If 2016 taught us anything it’s that the Internet isn’t fun anymore. It’s not that a soulless network of computers interconnected via TCP/IP was ever supposed to be fun. It’s that eventually fun overlaid itself on that network and created a world where nearly everyone could interact without fear. Kids grew up in a world where it was easier to talk to someone in Malaysia than it was to go next door to play Lego. The Internet created a safe place for millions of outcasts who used it to turn themselves into entrepreneurs, artists, and writers. It was a place where intellect could be augmented and discrimination abated.

Now all that’s being augmented an overarching sense of fear and meanness.

The Internet is a force multiplier. It holds our entire lives these days and stores everything from our private longings to our workaday mundanity. It is also our source of entertainment and addictive media and, for many of us, it is a livelihood. Whereas a fun IRC chat and a quick visit to MySpace was once enough to satiate the part of the brain that craved novelty, now we are like rats coming back for an angry fix and marketers and politicians are beginning to harness this power in ways that are at once ham-handed and frightening.

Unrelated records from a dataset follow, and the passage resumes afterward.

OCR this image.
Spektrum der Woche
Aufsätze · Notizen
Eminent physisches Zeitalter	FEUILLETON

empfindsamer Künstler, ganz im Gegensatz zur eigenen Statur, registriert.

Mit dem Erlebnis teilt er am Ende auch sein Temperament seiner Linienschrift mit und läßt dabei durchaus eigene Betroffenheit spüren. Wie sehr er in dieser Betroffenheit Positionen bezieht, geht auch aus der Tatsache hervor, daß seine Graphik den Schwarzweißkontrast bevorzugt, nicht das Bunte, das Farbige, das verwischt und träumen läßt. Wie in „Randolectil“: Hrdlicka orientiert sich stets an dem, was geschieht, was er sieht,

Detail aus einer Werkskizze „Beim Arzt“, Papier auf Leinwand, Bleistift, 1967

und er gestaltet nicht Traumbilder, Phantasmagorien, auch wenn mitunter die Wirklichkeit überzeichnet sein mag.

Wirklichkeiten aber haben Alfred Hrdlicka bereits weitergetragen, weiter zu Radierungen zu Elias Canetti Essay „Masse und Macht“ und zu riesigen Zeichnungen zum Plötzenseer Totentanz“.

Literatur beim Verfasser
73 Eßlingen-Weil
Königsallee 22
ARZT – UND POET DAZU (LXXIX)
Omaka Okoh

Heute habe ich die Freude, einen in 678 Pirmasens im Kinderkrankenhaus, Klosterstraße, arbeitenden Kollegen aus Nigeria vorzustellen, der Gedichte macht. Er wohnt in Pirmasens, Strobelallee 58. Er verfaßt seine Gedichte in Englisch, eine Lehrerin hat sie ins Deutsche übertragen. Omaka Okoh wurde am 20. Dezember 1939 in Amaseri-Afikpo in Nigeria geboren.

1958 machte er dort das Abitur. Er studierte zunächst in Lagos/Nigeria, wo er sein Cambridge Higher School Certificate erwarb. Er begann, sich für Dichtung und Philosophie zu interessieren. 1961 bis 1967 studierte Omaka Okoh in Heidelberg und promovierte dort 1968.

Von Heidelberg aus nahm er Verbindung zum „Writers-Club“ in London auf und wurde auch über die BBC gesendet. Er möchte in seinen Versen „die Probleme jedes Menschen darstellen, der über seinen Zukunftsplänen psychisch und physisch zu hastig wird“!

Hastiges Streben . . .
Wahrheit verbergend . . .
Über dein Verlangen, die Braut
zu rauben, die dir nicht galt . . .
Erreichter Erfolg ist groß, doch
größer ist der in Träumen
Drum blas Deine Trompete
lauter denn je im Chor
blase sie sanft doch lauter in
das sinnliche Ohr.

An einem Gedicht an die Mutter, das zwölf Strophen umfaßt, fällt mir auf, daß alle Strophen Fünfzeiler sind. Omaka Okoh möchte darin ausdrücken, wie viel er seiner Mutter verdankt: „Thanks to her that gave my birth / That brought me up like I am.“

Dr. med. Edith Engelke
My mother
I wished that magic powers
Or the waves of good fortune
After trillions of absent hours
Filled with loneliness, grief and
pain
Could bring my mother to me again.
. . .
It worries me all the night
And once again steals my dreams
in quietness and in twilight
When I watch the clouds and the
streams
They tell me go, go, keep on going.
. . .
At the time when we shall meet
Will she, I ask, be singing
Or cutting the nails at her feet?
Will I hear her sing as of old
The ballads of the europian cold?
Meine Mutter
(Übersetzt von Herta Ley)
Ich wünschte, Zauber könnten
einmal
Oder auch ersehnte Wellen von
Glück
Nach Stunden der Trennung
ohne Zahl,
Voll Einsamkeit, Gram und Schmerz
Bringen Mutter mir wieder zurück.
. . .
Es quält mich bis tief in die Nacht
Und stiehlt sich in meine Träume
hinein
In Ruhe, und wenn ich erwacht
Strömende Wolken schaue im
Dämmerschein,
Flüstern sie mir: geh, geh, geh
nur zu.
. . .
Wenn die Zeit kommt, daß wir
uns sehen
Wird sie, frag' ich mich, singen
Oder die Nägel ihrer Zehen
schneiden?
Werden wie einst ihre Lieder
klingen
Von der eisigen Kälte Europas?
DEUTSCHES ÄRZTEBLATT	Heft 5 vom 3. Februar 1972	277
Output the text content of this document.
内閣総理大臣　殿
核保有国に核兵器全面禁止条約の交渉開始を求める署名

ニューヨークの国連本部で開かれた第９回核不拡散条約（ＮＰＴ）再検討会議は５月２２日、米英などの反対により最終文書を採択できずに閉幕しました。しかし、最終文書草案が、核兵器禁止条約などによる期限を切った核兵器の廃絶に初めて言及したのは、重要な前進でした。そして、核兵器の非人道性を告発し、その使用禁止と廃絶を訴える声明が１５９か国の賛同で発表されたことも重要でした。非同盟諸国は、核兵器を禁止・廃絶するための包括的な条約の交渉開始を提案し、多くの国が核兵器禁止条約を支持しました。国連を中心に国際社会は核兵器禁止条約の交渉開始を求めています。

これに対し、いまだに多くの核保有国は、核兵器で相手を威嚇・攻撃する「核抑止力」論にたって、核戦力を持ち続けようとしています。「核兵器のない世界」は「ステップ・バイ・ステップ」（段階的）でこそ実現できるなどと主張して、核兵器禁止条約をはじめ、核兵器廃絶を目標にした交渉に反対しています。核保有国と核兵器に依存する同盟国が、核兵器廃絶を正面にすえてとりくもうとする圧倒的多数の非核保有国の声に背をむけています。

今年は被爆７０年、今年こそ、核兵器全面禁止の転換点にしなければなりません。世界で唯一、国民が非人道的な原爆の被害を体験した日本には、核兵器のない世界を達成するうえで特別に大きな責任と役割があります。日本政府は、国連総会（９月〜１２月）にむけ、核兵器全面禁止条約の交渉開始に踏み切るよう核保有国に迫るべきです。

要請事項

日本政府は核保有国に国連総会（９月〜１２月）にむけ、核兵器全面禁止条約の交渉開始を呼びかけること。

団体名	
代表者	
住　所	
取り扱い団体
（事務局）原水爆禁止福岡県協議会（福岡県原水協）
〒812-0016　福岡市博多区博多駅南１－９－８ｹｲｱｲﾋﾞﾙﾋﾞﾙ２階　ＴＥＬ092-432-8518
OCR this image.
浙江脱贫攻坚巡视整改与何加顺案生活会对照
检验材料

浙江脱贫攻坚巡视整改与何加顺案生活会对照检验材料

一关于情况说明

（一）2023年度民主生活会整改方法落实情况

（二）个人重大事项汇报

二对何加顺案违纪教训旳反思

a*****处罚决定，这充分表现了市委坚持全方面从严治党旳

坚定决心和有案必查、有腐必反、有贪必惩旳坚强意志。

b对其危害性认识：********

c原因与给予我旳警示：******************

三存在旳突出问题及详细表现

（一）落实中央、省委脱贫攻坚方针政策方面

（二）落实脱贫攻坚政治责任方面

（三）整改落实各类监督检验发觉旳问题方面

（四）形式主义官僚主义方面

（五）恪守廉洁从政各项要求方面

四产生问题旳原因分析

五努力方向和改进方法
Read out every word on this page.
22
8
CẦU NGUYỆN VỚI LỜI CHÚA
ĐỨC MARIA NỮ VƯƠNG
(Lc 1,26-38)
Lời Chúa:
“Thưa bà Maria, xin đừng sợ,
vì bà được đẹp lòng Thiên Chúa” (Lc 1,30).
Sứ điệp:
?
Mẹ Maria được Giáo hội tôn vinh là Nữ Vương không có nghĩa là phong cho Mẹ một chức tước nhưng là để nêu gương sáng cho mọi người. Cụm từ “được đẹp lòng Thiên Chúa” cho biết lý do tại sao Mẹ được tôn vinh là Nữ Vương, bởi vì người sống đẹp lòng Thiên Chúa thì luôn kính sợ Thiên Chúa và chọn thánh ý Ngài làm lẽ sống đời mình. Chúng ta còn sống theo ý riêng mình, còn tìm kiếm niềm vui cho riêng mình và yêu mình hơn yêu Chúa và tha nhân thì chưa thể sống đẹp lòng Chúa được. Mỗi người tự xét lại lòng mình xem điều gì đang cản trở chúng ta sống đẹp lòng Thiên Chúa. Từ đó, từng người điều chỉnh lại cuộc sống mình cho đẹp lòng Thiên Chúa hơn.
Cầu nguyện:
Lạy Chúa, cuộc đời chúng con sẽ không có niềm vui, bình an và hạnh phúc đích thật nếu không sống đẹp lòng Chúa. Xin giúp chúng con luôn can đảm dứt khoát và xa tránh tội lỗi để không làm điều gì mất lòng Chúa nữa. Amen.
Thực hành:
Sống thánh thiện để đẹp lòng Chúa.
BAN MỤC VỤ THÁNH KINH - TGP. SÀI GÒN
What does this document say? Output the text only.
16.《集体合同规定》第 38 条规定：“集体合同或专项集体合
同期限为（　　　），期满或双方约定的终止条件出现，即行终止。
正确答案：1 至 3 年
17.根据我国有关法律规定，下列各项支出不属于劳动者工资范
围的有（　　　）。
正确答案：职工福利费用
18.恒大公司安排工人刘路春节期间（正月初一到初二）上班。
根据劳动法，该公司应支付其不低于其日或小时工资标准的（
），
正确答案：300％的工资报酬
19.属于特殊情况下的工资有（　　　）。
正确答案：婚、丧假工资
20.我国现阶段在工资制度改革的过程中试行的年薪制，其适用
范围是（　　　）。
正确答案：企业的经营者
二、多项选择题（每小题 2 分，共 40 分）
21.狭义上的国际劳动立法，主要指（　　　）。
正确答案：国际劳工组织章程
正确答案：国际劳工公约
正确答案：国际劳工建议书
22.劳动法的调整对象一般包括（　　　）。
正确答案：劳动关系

The first group who made the Internet not fun are who writer Laurie Penny calls “the insider traders of the attention economy.” This is the troll army that turns its baleful eye on target after target, turning a day on the Internet into a fight for sanity. What happened to Leslie Jones, for example, was a course of powerful and unrelenting trolling. Her story, like so many other tales on the new Internet, is one of a celebrity’s jovial back and forth with fans that turned into a relentless racist attack. But she wasn’t shot, right? She wasn’t stabbed? The real effects, however, are more jarring. Being attacked on a medium that we never took seriously is odd and unsettling. Many would recall the old adage that “Sticks and stones may break my bones but words will never hurt me.” The guy who wrote that never hung out on Twitter when someone wants to argue with you all night.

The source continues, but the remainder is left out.